Через секунду из-за голографической витрины одного из пустующих зданий вышли двое. Их лица скрывали проекционные маски, одежда выглядела слишком нейтральной, чтобы быть случайной. Но не было ни капли враждебности — только быстрая, деловая проверка: визуальное сканирование, подтверждение личности через чип, сверка данных. Все — за пару секунд.
— Забираем, — произнес один из них.
Кел слегка сжал мою руку. Не для поддержки — для связи. Он даже не взглянул в мою сторону, но я почувствовала этот импульс — как якорь, как напоминание: «Ты здесь. Я — здесь».
Я кивнула. Молча.
Нас проводили к машине, притаившейся в тени за проекционным укрытием. Это был не просто транспорт — эвакуационный модуль последнего поколения, созданный не для движения, а для исчезновения. Мы привезли их собой. Одна из технологий, которую собирались продать людям… за место на этой планете. Гладкий матовый корпус, голограммы номеров, плавно меняющиеся, чтобы сбить слежку, абсолютно бесшумный двигатель — машина казалась призраком, материализовавшимся лишь на мгновение.
Я поднялась по ступеням, и каждое движение отдавалось в мышцах ноющей усталостью. Тело, привыкшее к адреналину, теперь с трудом перестраивалось на тишину.
Кел зашел следом. Сел рядом. Близко. Его колено касалось моего. Он не извинился и не отодвинулся. И я не хотела, чтобы он это сделал.

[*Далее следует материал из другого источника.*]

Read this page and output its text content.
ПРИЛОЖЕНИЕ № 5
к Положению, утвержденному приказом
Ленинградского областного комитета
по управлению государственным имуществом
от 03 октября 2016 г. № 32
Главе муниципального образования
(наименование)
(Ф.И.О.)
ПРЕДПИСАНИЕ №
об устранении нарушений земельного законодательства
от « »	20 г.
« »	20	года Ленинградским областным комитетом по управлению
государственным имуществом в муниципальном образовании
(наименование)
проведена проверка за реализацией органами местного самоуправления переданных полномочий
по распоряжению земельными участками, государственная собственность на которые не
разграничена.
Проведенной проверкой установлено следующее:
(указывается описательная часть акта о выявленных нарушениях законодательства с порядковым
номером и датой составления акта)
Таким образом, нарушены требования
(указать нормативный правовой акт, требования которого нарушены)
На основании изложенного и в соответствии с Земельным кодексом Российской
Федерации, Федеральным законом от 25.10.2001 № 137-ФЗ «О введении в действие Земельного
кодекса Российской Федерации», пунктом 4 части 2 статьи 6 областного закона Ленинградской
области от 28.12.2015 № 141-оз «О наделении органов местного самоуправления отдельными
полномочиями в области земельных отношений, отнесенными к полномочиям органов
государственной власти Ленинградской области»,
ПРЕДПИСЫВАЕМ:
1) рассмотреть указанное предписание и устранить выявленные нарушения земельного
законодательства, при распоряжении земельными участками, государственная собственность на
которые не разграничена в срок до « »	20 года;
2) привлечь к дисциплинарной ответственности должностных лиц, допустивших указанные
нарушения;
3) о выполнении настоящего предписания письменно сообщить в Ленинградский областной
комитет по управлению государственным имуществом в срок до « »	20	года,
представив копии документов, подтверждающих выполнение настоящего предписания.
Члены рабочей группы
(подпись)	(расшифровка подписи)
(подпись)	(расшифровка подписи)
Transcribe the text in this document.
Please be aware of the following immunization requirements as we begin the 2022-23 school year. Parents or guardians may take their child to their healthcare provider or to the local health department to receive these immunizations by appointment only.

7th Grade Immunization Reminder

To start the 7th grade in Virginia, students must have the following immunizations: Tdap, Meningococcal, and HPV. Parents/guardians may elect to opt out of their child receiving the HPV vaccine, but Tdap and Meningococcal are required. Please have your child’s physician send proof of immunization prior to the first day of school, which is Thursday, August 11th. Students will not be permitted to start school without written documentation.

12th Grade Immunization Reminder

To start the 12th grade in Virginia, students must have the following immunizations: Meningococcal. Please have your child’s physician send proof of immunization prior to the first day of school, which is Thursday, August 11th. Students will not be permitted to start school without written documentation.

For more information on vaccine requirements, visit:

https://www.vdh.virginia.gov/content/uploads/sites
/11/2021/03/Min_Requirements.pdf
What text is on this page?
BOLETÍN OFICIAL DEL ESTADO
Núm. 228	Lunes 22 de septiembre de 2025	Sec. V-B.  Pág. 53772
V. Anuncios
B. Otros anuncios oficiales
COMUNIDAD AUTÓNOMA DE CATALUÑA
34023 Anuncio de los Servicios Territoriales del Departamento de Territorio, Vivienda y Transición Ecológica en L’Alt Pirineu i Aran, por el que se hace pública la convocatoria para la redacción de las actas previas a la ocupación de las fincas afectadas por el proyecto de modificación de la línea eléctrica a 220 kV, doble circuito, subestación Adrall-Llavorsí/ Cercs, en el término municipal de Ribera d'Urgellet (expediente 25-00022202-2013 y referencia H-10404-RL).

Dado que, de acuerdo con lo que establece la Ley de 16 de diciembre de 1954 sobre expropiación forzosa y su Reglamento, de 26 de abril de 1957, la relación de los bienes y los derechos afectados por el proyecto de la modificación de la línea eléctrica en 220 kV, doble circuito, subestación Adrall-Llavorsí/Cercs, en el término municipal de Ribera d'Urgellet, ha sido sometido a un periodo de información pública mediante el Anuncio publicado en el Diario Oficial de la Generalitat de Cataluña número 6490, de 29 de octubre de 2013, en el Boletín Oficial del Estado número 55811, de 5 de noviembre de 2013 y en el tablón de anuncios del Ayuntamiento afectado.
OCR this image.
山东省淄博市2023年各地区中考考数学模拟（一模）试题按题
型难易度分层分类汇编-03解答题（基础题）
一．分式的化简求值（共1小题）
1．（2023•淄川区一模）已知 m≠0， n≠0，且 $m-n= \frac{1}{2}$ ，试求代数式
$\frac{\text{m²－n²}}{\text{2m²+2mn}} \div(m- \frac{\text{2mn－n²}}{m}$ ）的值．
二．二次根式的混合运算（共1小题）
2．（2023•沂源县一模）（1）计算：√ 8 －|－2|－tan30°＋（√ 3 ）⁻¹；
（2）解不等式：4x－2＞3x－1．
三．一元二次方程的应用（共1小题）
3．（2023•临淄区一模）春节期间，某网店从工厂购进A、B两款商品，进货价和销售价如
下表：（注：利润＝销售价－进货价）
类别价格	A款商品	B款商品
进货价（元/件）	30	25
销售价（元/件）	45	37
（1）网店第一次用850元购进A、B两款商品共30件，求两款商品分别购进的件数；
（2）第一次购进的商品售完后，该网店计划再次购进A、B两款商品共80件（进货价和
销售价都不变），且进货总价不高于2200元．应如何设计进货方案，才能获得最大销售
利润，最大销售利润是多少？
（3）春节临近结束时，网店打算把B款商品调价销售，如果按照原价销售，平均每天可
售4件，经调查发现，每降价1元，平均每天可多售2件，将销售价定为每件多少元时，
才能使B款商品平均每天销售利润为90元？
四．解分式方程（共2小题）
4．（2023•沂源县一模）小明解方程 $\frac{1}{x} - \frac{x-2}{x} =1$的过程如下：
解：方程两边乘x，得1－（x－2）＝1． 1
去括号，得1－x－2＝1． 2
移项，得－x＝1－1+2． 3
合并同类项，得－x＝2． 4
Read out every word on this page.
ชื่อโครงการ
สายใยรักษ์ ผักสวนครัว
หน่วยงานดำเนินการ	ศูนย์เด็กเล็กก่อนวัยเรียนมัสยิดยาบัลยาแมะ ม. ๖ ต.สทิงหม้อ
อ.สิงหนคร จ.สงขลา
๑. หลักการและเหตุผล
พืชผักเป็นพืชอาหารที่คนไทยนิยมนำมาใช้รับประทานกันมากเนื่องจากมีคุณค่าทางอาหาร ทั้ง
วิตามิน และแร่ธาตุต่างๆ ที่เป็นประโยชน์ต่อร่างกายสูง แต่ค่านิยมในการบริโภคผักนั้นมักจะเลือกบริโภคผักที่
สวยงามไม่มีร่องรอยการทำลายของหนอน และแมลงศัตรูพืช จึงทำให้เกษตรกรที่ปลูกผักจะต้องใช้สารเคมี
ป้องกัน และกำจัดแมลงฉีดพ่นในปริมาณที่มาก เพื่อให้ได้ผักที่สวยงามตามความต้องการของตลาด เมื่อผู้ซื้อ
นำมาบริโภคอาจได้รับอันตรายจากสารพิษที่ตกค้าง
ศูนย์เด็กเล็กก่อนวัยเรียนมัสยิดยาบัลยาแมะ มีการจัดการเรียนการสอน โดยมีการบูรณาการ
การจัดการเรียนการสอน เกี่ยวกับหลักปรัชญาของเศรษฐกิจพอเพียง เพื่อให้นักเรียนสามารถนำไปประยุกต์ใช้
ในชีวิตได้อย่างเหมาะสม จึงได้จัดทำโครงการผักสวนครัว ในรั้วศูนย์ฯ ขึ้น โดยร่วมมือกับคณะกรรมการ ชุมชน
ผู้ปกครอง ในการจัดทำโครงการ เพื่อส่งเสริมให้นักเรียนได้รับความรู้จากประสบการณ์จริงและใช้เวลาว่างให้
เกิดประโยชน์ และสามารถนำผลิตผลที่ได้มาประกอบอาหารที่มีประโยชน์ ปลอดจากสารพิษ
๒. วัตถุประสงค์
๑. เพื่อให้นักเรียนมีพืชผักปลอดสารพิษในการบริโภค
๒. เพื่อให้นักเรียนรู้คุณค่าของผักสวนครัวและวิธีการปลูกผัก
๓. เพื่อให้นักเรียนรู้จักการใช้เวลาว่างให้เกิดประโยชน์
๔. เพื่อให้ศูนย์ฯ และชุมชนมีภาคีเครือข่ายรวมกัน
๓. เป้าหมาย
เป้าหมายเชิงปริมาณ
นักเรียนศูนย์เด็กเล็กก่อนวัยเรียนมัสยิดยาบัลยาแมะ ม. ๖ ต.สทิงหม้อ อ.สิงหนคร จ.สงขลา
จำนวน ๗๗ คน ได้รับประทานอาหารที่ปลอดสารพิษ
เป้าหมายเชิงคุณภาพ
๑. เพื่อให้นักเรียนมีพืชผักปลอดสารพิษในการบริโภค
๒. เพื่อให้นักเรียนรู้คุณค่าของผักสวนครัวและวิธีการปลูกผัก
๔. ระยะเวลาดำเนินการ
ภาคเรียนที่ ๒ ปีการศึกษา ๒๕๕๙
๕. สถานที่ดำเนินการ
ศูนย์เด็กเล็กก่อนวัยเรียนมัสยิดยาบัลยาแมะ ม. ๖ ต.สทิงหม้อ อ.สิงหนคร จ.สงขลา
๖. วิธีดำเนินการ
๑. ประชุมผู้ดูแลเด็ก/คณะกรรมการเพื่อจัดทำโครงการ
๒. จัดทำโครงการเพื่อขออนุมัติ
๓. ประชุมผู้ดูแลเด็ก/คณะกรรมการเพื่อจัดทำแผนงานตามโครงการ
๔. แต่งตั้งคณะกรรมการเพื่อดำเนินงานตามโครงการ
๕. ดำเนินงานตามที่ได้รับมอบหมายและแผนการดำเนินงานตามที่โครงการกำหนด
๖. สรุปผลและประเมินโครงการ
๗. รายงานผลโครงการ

Это касание держало меня на плаву — так же, как его рука минуту назад.
Двери закрылись с мягким шипением, и в салоне зажегся рассеянный золотистый свет, теплый и почти живой. И тогда что-то внутри оборвалось.
Сначала ушло напряжение — разжались кулаки, дрожь в пальцах стихла. Потом — страх, сковывавший грудь все эти часы. А затем… все.
Я выдохнула. Медленно. Глубоко. Впервые за много часов.
Здесь было тепло. По-настоящему. Воздух пах не дымом и дождем, а безопасностью, словно сама реальность наконец смягчилась. И в этот момент, когда я впервые за долгое время почувствовала себя вне прицела, ко мне пришла мысль… Я бы хотела еще немного побродить с ним по ночному городу.
Может, даже остаться там до утра. В его куртке, пропахшей дождем. С переслащенной едой из автомата, с его пальцами, переплетенными с моими в темноте. С этим его молчанием, которое грело сильнее любых слов.
Потому что тогда не было обязательств. Не было границ. Не было мира, требующего решений и жертв. Опасность? Неощутимая. Погоня? Невидимая.
Нет. Только Кел. Только я. Только шаги, дыхание, редкие слова.
Я не сказала этого вслух. Просто скользнула по нему взглядом — будто случайно. А он уже смотрел прямо на меня. Спокойно. Тепло. Словно слышал каждую невысказанную мысль.
И я поняла: он бы тоже не возражал… еще одну ночь.
* * *
Дорогие читатели, приглашаю в мою новинку
Симбиоз. Моя чужая жизнь
Действие книги происходит в том же мире, что и у этой (не продолжение)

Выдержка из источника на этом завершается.